Nearly sixty years after she organised the Botanical Survey of India (BSI), botanists and scientists from different disciplines are celebrating the contribution of E.K. Janaki Ammal , the pioneer whose contribution to Indian botanical research remains mostly unknown outside academic circles.
The scientist is credited with putting sweetness in our sugarcane varieties, speaking against the hydro-electric project in Kerala’s Silent Valley and with the phenomenal study of chromosomes of thousands of species of flowering plants titled The Chromosome Atlas of Cultivated Plants , which she co-authored with biologist C.D. Darlington.

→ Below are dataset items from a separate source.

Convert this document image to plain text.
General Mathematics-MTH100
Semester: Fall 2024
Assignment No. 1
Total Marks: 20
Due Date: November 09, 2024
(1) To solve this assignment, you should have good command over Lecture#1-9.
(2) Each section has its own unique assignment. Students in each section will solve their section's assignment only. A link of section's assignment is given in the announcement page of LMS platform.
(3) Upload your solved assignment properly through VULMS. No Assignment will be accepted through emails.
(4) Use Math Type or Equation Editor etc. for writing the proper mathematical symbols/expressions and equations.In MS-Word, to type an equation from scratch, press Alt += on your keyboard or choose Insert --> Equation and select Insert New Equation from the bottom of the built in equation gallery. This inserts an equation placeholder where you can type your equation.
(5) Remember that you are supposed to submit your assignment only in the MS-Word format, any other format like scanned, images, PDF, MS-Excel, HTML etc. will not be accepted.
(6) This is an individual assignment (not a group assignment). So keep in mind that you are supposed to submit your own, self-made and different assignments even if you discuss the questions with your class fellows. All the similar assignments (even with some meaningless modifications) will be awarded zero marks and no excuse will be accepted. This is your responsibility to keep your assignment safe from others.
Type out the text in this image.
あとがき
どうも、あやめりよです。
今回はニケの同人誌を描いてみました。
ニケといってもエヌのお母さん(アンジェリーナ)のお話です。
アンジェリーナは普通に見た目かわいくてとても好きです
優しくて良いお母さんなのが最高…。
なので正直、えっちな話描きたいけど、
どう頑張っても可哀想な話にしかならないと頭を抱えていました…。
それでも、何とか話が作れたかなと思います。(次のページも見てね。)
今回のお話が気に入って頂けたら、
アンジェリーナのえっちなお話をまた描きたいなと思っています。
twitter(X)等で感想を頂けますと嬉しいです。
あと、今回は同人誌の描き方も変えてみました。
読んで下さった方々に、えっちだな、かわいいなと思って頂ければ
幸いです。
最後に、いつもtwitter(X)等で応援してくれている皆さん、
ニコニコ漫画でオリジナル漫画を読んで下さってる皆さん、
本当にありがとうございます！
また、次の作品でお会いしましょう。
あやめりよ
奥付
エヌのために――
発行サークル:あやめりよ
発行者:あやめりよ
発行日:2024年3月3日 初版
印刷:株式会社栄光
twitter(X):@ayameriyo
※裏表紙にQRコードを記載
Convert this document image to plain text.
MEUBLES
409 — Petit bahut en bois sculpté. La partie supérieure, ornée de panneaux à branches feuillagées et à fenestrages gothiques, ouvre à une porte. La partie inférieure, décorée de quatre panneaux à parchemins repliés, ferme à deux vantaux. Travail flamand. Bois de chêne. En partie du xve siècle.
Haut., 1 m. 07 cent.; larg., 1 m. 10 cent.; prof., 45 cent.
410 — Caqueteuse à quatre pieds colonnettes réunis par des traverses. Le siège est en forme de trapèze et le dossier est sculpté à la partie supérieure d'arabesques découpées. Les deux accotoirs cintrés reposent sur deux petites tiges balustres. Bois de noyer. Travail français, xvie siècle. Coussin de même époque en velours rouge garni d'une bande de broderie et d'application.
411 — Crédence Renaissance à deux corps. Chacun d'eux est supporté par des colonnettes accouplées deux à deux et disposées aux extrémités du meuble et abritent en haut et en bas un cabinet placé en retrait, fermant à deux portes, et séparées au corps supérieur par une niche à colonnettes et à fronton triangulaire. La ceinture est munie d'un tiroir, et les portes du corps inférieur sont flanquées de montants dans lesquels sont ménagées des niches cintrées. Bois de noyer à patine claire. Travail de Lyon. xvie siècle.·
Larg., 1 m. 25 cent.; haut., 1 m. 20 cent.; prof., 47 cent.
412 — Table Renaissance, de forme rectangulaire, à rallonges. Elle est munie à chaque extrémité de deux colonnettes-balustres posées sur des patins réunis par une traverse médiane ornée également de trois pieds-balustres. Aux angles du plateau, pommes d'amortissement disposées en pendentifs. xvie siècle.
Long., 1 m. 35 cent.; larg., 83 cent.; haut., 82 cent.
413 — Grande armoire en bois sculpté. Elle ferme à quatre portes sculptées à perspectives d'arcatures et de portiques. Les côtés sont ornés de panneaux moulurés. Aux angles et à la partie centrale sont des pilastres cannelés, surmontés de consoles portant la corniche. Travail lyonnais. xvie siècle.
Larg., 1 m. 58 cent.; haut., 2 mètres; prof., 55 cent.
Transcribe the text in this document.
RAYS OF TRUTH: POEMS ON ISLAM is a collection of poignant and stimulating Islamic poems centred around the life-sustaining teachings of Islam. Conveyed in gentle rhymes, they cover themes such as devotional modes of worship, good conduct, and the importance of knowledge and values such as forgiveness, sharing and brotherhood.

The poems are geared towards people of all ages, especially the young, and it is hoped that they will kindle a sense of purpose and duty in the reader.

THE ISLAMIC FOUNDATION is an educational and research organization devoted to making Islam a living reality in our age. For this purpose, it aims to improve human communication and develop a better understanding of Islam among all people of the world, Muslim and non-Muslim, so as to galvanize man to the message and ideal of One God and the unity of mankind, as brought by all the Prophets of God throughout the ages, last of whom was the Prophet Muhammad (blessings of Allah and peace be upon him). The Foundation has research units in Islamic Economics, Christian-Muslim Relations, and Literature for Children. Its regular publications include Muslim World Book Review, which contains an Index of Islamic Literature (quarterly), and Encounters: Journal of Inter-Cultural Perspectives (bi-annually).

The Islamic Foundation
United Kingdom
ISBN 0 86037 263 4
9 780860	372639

“At a time when the country is focussing on educating the girl child, we must not forget scientists like Janaki Ammal who choose a life of scholarship over marriage. She was one of the first women scientists to receive the Padma Shri way back in 1977,” BSI Director Paramajit Singh told The Hindu .
Mr. Singh said when the BSI developed a new gallery, it decided to host a year-long exhibition on the life and works of the woman botanist. Interestingly, the exhibition has been housed in the same building where Janaki Ammal worked for several years as the head of the BSI.
Six large blow-ups on her life and her contributions to science, along with several letters presenting anecdotes and highlighting the difficulties the woman scientist had to face during her time, come to the fore at the exhibition.
In one of the letters, dated September 25, 1953, Janaki Ammal wrote to a fellow scientist that the Ministry of Natural Resources and Scientific Research of the Government of India had accepted her scheme for the reorganisation of the BSI.
Science historians say it was following her memorandum that the BSI was reorganised into four regional centres: Coimbatore (1955), Pune (1955), Shillong (1955) and Dehra Dun (1956), with their headquarters at Calcutta. A number of communications with scientists and officials highlight her struggle to establish herself as a scientist in what was a male-dominated discipline.
The exhibition always provides certain anecdotes, like how she met Prime Minister Jawaharlal Nehru on a flight and he persuaded her to come back to India in 1948.
A peek into the life of the scientist, who died on February 7, 1984 while working in her research lab at the University of Madras at 87, is also provided through a number of photographs of her family and friends and colleagues.